Created 03-15-2016 02:41 PM
Clone the vm if ambari is running in vm
If it's on baremetal then backup the database and follow this http://docs.hortonworks.com/HDPDocuments/Ambari-2.1.1.0/bk_ambari_reference_guide/content/_back_up_c...
AMS stores the data in embeded HBASE instance. See this https://cwiki.apache.org/confluence/display/AMBARI/AMS+-+distributed+mode
You need to backup AMS
Created 03-15-2016 04:35 PM
you can use the ambari metrics api or go directly to the Phoenix database, AMbari metrics leverages Phoenix for it's storage.
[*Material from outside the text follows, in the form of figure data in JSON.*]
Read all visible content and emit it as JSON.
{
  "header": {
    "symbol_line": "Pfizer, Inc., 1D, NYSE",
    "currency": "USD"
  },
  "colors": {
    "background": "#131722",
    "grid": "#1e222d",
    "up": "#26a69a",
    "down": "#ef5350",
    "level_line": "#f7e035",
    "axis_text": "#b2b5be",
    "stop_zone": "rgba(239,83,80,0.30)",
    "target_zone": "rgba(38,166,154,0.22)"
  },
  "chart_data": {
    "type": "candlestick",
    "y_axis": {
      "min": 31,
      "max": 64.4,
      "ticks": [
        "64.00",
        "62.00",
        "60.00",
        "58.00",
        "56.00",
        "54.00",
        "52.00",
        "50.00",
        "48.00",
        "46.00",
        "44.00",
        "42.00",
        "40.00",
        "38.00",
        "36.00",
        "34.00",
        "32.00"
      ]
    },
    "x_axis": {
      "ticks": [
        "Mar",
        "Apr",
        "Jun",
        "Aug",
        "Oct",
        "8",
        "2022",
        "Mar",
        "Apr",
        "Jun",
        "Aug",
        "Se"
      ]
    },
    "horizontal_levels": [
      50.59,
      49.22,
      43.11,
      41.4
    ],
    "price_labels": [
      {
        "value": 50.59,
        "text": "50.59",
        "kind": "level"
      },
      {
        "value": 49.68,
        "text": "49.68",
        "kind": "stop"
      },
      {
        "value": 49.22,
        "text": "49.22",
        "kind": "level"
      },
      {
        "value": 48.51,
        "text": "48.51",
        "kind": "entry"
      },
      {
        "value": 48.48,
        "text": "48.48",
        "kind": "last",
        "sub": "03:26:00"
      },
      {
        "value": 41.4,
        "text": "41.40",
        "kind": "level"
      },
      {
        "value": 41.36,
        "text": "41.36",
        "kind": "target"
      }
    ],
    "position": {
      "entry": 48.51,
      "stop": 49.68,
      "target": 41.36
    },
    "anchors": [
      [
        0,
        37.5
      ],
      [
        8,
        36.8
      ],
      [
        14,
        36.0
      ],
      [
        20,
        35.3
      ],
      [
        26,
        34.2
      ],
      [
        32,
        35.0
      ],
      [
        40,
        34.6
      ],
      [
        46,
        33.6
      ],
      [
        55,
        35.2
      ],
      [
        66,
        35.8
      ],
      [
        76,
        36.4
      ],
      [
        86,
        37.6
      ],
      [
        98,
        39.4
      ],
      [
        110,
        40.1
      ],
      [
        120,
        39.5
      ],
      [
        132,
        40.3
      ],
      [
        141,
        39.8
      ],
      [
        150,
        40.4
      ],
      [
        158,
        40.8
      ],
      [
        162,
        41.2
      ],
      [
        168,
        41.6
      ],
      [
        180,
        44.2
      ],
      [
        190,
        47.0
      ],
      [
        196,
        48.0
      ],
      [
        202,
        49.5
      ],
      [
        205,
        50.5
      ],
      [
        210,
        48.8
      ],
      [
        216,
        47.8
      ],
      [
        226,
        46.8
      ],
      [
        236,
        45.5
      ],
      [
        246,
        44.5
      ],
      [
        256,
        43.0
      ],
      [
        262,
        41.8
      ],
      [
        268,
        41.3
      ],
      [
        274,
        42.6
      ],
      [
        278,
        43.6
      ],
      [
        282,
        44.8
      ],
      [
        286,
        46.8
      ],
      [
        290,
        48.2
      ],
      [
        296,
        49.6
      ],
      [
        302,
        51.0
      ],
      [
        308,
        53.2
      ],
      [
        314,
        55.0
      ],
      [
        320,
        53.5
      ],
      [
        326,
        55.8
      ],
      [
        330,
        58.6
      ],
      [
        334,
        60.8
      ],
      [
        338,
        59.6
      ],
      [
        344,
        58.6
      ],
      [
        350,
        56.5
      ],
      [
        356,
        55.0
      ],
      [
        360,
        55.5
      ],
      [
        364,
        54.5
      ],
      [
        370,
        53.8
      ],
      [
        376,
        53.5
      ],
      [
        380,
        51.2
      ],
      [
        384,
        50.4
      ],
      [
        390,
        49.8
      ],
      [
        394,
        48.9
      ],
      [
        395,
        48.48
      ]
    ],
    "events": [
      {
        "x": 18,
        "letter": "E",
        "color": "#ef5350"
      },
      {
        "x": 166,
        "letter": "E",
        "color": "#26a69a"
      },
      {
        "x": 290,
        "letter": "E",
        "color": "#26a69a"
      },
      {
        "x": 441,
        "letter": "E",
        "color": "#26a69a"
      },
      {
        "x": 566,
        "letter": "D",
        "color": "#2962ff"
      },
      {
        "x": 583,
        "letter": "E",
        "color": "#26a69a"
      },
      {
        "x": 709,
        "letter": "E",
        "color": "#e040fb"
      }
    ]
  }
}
https://cwiki.apache.org/confluence/display/AMBARI/Phoenix+Schema
Since its in Phoenix, you can use Mapreduce, Spark, Pig, JDBC to grab the data or using the REST API I mentioned above
https://cwiki.apache.org/confluence/display/AMBARI/Ambari+Metrics+API+specification
Created 03-15-2016 05:53 PM
What is the Total space you have allocated for Ambari Metrics? It is expected to be about 100Gb based on the workloads. How many nodes are in the cluster and what components run on this system? Do you need all those data?
You could also review the TTL parameters in AMS to reduce the amount of data retained over a period of time.
If you have 100's of nodes, you could also look at using HDFS for storage[ie, move from embedded to distributed mode]. This way you could move the content into HDFS.
Created 03-16-2016 02:07 PM
We are having a small cluster with 30 nodes, in which 18 are data nodes. We assigned 15GB for ambari-server. we deployed our packages through slider in hadoop cluster as a long running jobs. We are not using any ecosystems. Thank you. For how many days, we need to store the AMS data? Is there any specific calculation for that?
Created 03-16-2016 10:38 PM
It is upto your cluster planning and how old data you need.